Nessun dubbio, poi, possiamo oggi sollevare in merito all'autonomia accertativa e liquidativa del danno da sofferenza rispetto al danno dinamico relazionale (fra tutte Cass. n. 7513/2018), sicché appare illogico poter ritenere che i criteri liquidativi previsti per un determinato danno possano essere utilizzati anche per la liquidazione di un danno diverso.

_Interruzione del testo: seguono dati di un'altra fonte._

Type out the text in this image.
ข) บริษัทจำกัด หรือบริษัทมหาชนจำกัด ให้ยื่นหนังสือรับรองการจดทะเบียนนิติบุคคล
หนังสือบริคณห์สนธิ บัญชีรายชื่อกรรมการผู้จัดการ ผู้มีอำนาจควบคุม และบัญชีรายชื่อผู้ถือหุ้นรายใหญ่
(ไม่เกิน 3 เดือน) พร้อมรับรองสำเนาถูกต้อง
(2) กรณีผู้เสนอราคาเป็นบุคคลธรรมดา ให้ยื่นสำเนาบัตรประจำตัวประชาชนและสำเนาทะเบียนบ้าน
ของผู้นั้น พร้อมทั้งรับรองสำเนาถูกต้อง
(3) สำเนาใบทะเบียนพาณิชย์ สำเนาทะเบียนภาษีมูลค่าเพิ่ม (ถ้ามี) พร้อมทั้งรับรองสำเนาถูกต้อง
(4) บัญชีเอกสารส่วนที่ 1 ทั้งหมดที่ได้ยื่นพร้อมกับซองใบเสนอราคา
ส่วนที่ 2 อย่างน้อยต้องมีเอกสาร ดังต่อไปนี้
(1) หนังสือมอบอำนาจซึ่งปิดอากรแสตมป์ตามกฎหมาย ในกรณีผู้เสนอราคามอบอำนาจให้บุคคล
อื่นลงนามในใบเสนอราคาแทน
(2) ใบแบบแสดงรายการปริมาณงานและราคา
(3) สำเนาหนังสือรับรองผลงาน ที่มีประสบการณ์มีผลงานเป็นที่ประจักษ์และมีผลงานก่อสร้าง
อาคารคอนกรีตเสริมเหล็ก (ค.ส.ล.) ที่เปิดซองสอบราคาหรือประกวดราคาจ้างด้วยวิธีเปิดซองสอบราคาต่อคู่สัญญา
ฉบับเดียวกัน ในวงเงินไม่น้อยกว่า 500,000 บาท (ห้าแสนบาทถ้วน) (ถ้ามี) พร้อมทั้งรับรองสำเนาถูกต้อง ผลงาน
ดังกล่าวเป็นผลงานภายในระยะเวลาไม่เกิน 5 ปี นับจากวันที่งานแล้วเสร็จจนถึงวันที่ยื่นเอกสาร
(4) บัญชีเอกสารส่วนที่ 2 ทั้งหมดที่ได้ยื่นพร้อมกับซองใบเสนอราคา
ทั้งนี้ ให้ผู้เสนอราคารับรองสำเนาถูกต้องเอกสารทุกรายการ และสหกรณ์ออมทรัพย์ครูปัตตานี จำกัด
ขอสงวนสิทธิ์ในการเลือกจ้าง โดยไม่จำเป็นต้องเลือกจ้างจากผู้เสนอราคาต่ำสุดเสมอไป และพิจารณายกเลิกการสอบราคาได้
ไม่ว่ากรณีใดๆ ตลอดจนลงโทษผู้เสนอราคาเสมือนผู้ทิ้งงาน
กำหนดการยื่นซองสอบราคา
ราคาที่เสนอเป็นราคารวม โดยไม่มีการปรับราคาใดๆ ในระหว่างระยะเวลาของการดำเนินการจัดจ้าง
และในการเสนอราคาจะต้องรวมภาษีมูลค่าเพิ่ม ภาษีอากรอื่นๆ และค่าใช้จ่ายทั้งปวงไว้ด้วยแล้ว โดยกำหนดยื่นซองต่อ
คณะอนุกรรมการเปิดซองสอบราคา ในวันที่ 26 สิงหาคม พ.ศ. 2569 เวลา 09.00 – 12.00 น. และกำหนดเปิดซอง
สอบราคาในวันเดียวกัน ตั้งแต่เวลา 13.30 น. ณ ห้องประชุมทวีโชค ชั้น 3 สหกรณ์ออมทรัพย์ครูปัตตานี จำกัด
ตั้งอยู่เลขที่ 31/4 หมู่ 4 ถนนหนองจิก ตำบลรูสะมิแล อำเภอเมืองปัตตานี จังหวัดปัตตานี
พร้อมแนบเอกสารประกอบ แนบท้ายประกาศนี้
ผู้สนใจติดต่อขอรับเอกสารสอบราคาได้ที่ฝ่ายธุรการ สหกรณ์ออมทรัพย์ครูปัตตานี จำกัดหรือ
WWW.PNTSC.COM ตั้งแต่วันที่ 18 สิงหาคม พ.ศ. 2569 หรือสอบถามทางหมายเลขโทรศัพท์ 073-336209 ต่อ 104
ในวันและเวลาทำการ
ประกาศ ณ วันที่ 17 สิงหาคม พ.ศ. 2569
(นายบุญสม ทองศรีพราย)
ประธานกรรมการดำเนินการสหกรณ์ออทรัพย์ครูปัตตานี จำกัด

Difatti, mentre per la liquidazione del danno biologico ci si rifà alle citate tabelle che tengono appunto conto di quanto tempo la vittima dovrà convivere con la menomazione, per il danno parentale la liquidazione avviene attraverso un criterio logico-presuntivo proporzionale alla gravità della lesione (Cass. n. 25164/2020) che comporta di considerare tutte le circostanze che attengono alle persone coinvolte ed al legame tra di loro esistente, quali, ad esempio, la maggiore o minore prossimità del legame parentale, la qualità dei legami affettivi, la sopravvivenza di altri congiunti, la convivenza o meno col danneggiato, l'età delle parti (fra le varie Cass. civ., sez. III, 26 febbraio 2021, n. 5417; Cass. sez. III, 11 novembre 2019, n. 28989) e quindi elementi dimostrativi del legame fra vittima primaria e secondaria dai quali – poi - presumere la sofferenza.

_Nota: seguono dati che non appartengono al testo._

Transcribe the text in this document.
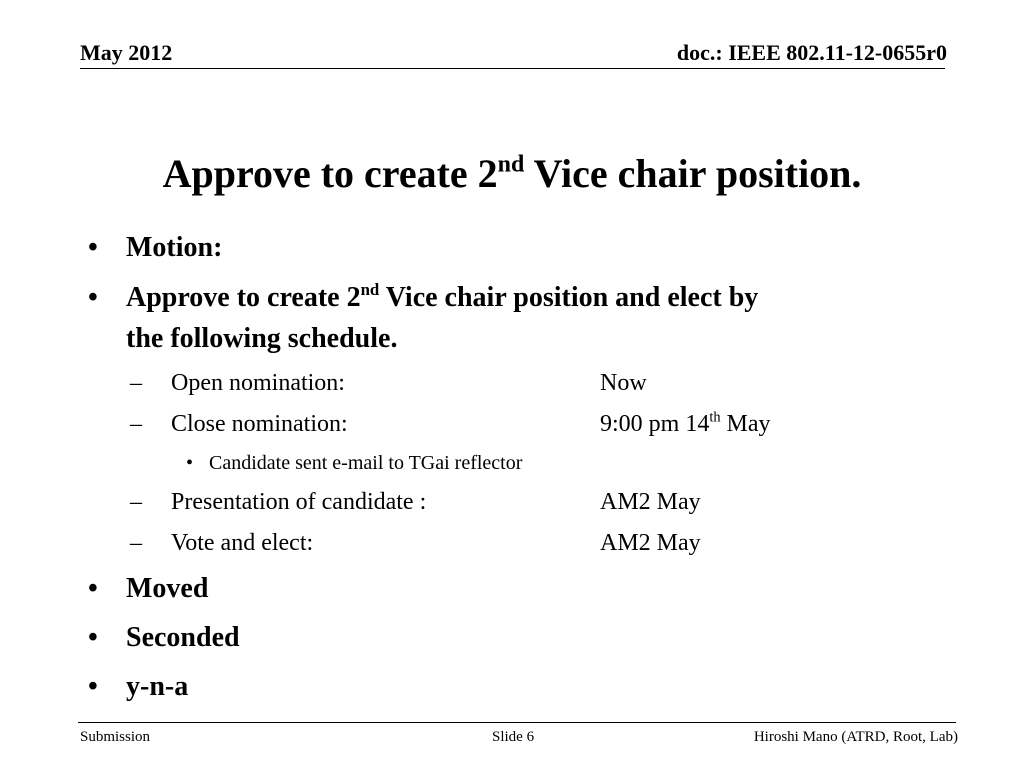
May 2012	doc.: IEEE 802.11-12-0655r0
Approve to create 2nd Vice chair position.
• Motion:
• Approve to create 2nd Vice chair position and elect by
the following schedule.
– Open nomination:	Now
– Close nomination:	9:00 pm 14th May
• Candidate sent e-mail to TGai reflector
– Presentation of candidate :	AM2 May
– Vote and elect:	AM2 May
• Moved
• Seconded
• y-n-a
Submission	Slide 6	Hiroshi Mano (ATRD, Root, Lab)
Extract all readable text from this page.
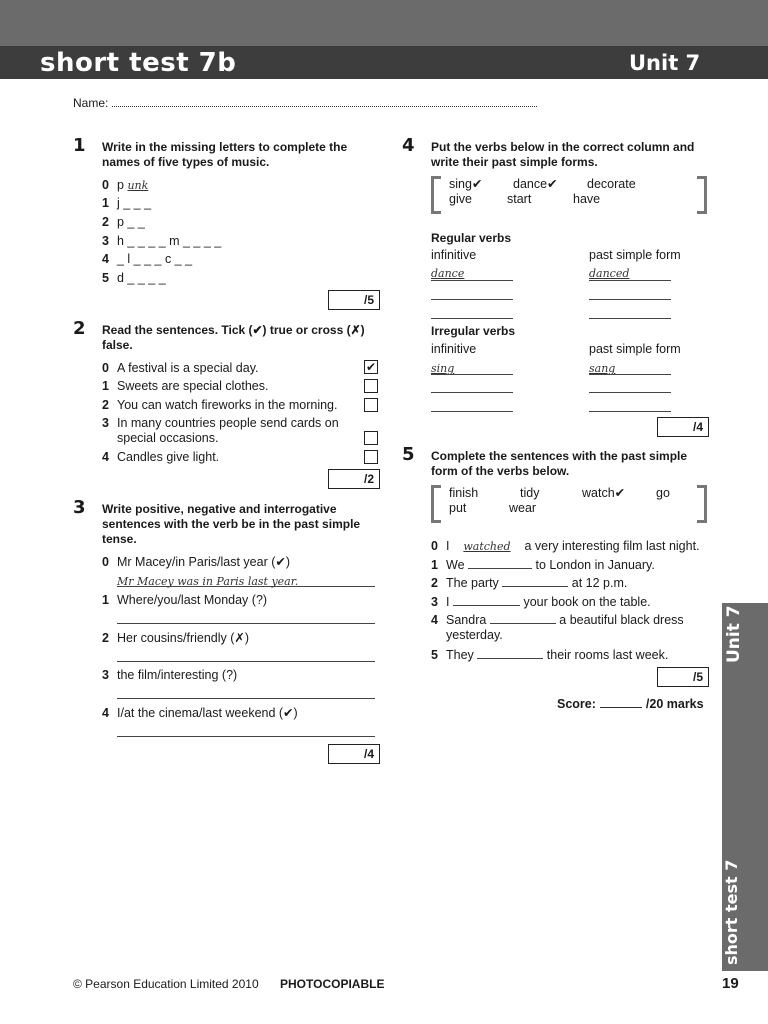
short test 7b	Unit 7
Name:
1 Write in the missing letters to complete the names of five types of music.
0 p unk
1 j _ _ _
2 p _ _
3 h _ _ _ _ m _ _ _ _
4 _ l _ _ _ c _ _
5 d _ _ _ _
/5
2 Read the sentences. Tick (✔) true or cross (✗) false.
0 A festival is a special day.	✔
1 Sweets are special clothes.
2 You can watch fireworks in the morning.
3 In many countries people send cards on
special occasions.
4 Candles give light.
/2
3 Write positive, negative and interrogative sentences with the verb be in the past simple tense.
0 Mr Macey/in Paris/last year (✔)
Mr Macey was in Paris last year.
1 Where/you/last Monday (?)
2 Her cousins/friendly (✗)
3 the film/interesting (?)
4 I/at the cinema/last weekend (✔)
/4
4 Put the verbs below in the correct column and write their past simple forms.
sing✔ dance✔ decorate
give	start	have
Regular verbs
infinitive	past simple form
dance	danced
Irregular verbs
infinitive	past simple form
sing	sang
/4
5 Complete the sentences with the past simple form of the verbs below.
finish	tidy	watch✔ go
put	wear
0 I watched a very interesting film last night.
1 We	to London in January.
2 The party	at 12 p.m.
3 I	your book on the table.
4 Sandra	a beautiful black dress
yesterday.
5 They	their rooms last week.
/5
Score:	/20 marks
Unit 7
short test 7
© Pearson Education Limited 2010 PHOTOCOPIABLE	19
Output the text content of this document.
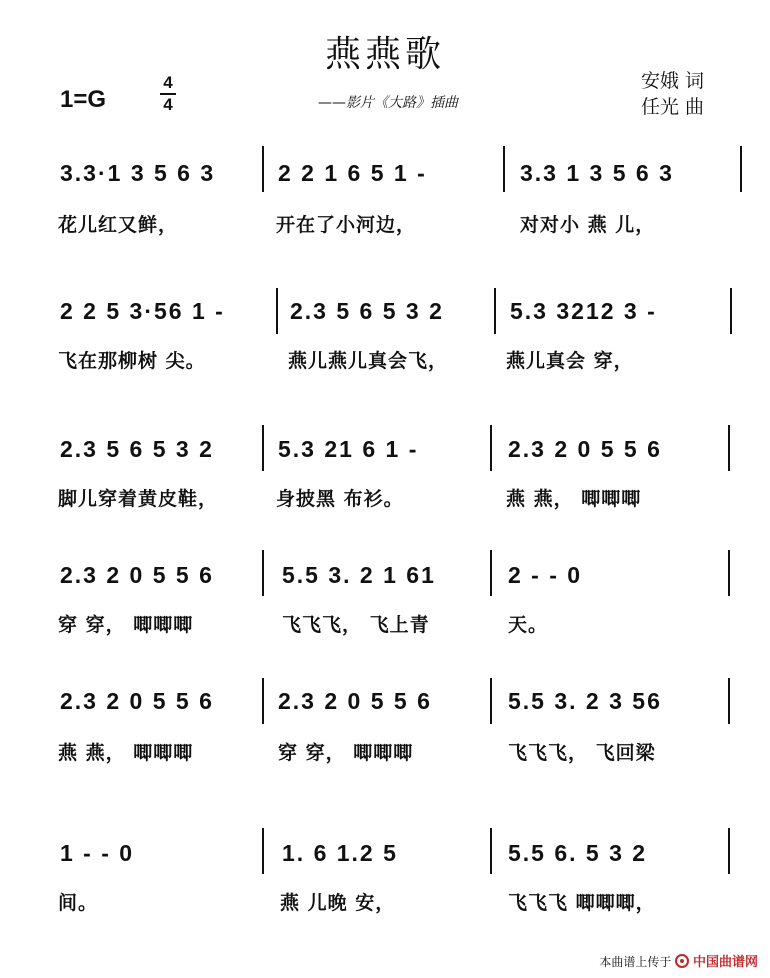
燕燕歌
1=G
4
4	——影片《大路》插曲
安娥 词
任光 曲
3.3·1 3 5 6 3	2 2 1 6 5 1 -	3.3 1 3 5 6 3
花儿红又鲜，	开在了小河边，	对对小 燕 儿，
2 2 5 3·56 1 -	2.3 5 6 5 3 2	5.3 3212 3 -
飞在那柳树 尖。	燕儿燕儿真会飞，	燕儿真会 穿，
2.3 5 6 5 3 2	5.3 21 6 1 -	2.3 2 0 5 5 6
脚儿穿着黄皮鞋，	身披黑 布衫。	燕 燕， 唧唧唧
2.3 2 0 5 5 6	5.5 3. 2 1 61	2 - - 0
穿 穿， 唧唧唧	飞飞飞， 飞上青	天。
2.3 2 0 5 5 6	2.3 2 0 5 5 6	5.5 3. 2 3 56
燕 燕， 唧唧唧	穿 穿， 唧唧唧	飞飞飞， 飞回梁
1 - - 0	1. 6 1.2 5	5.5 6. 5 3 2
间。	燕 儿晚 安，	飞飞飞 唧唧唧，
本曲谱上传于 中国曲谱网
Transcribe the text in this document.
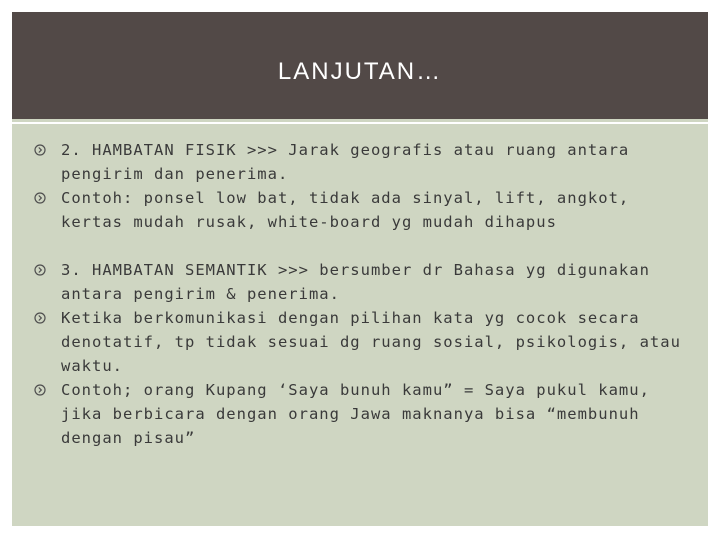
LANJUTAN…
2. HAMBATAN FISIK >>> Jarak geografis atau ruang antara pengirim dan penerima.
Contoh: ponsel low bat, tidak ada sinyal, lift, angkot, kertas mudah rusak, white-board yg mudah dihapus
3. HAMBATAN SEMANTIK >>> bersumber dr Bahasa yg digunakan antara pengirim & penerima.
Ketika berkomunikasi dengan pilihan kata yg cocok secara denotatif, tp tidak sesuai dg ruang sosial, psikologis, atau waktu.
Contoh; orang Kupang ‘Saya bunuh kamu” = Saya pukul kamu, jika berbicara dengan orang Jawa maknanya bisa “membunuh dengan pisau”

A prescindere da tali considerazioni di principio, comunque già idonee a supportare la risposta negativa al quesito posto, la questione è stata di recente chiarita della Cass. civ. sez. VI, 13 aprile 2022, n. 12060(oggetto del mio Focus, sempre su questa rivista, da titolo “La liquidazione del danno morale prescinde dalla durata della sopravvivenza: possibili riflessi sui criteri di liquidazione tabellari e giurisprudenziali”), che ha – appunto - affrontato il tema della rilevanza della durata della vita con riferimento alla liquidazione del danno da sofferenza soggettiva, affermando che, contrariamente al danno alla salute cd. biologico che attenendo alle vicende dinamico-relazionali della vita del danneggiato destinate a proiettarsi nel futuro, soggiace ad un criterio di liquidazione che tiene necessariamente conto della durata effettiva della vita del soggetto, la sofferenza patita dalla sfera morale del leso,si verifica nel momento stesso in cui l'evento dannoso si realizza, sicché nella sua liquidazione si deve far riferimento al momento dell'evento dannoso ed alle caratteristiche indicate, mentre non vi incidono fatti ed avvenimenti successivi, quali la morte del soggetto leso(in realtà il principio come riportato nella richiamata sentenza era già stato affermato da Cass. n. 10980/2001 ed anche da più risalenti precedenti come Cass. n. 2491/1993 e Cass. n. 3100/1983).

Ne consegue che il riferimento “alla durata della sofferenza” che sovente si legge nelle decisioni che affrontano il tema della personalizzazione del danno da sofferenza soggettiva (v. fra le varie Cass. n. 21060/2016; Cass. n. 16993/2015; Cass. sez. lav. n. 2251/2012; Cass. sez. lav. n. 1072/2011), “non deve intendersi come correlato alla permanenza in vita del danneggiato, ma quale parametro dell'intensità, e cioè dei termini nei quali la sofferenza è rimasta permanente nel tempo o ha subito evoluzioni”, dovendosi escludere “che il valore dell'integrità morale possa stimarsi in una mera quota minore del danno alla salute” e di poter ricorrere “a meccanismi semplificativi di tipo automatico”, come a suo tempo sancito dalla richiamata Cass. n. 1361/2014.